One of the most famous quotes is “Power tends to corrupt and absolute power corrupts absolutely.” This now-cliché axiom of political and historical lore was written by Lord Acton, the 19th Century English scholar and historian whose classical liberalism persuaded him to lean on the side of freedom over despotism. However, the quote above appears in a much longer letter to a Bishop Creighton and Acton’s words speak to a larger truth about the role of history. Acton wrote:

I cannot accept your canon that we are to judge Pope and King unlike other men, with a favourable presumption that they did no wrong. If there is any presumption it is the other way against holders of power, increasing as the power increases. Historic responsibility has to make up for the want of legal responsibility. Power tends to corrupt and absolute power corrupts absolutely. Great men are almost always bad men, even when they exercise influence and not authority: still more when you superadd the tendency or the certainty of corruption by authority. There is no worse heresy than that the office sanctifies the holder of it. That is the point at which the negation of Catholicism and the negation of Liberalism meet and keep high festival, and the end learns to justify the means. You would hang a man of no position, like Ravaillac; but if what one hears is true, then Elizabeth asked the gaoler to murder Mary, and William III ordered his Scots minister to extirpate a clan. Here are the greater names coupled with the greater crimes. You would spare these criminals, for some mysterious reason. I would hang them, higher than Haman, for reasons of quite obvious justice; still more, still higher, for the sake of historical science.
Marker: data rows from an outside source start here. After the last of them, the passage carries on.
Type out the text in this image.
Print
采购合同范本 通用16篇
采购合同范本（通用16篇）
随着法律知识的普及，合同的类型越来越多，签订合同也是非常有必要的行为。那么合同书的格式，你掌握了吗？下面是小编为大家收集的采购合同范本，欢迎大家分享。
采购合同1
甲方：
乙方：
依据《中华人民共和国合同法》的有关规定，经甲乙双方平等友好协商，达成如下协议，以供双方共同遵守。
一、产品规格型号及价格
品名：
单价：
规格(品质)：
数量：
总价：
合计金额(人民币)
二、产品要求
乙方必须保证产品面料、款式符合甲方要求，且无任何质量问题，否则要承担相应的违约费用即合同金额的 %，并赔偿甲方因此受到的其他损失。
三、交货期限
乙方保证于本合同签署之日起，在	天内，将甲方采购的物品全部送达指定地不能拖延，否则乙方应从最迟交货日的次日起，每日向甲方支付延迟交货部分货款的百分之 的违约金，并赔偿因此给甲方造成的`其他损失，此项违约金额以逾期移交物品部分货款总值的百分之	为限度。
In other words, no man (or woman, pardon Acton’s historical sexism) is sacred. Everything is up for scrutiny, especially if it harms the liberty and conscience of others. History’s goal is to extirpate the hero worship of leaders from its narrative and replace it with a balanced, if sometimes brutal, evaluation of the evidence.

The other revolutionary concept Acton argued for is the naturalistic judgment of supposed supernatural agents.  ‘Popes and Kings’ are men, with their own biases, appeals to emotionalism, and bouts of ignorance. These leaders, supposedly chosen by a divine authority, must use said authority within the natural rights of individuals or be subject to intellectual and moral scrutiny. Despotism only grows when these leaders are held unaccountable, either in the public square or by the verdict of history. While Acton was a Catholic, he believed that religious liberty and individual rights stood for far more than the hagiography of a temporary “agent” of divine purpose.

As an historian, I try my best to do the exact same thing that Acton did, which is put everyone on a level playing field. Human beings are imperfect and their mistakes must be discussed in the light of evidence and broad ethical standards. No leader, godly or otherwise, should be universally praised simply by virtue of their standing. This is what makes Acton a freethought hero, even though he was religious. He believed that the actions of those in power should stand on their own moral ground and not celebrated simply by invoking spiritual assistance.  It is said that light is the best disinfectant; so too is skepticism.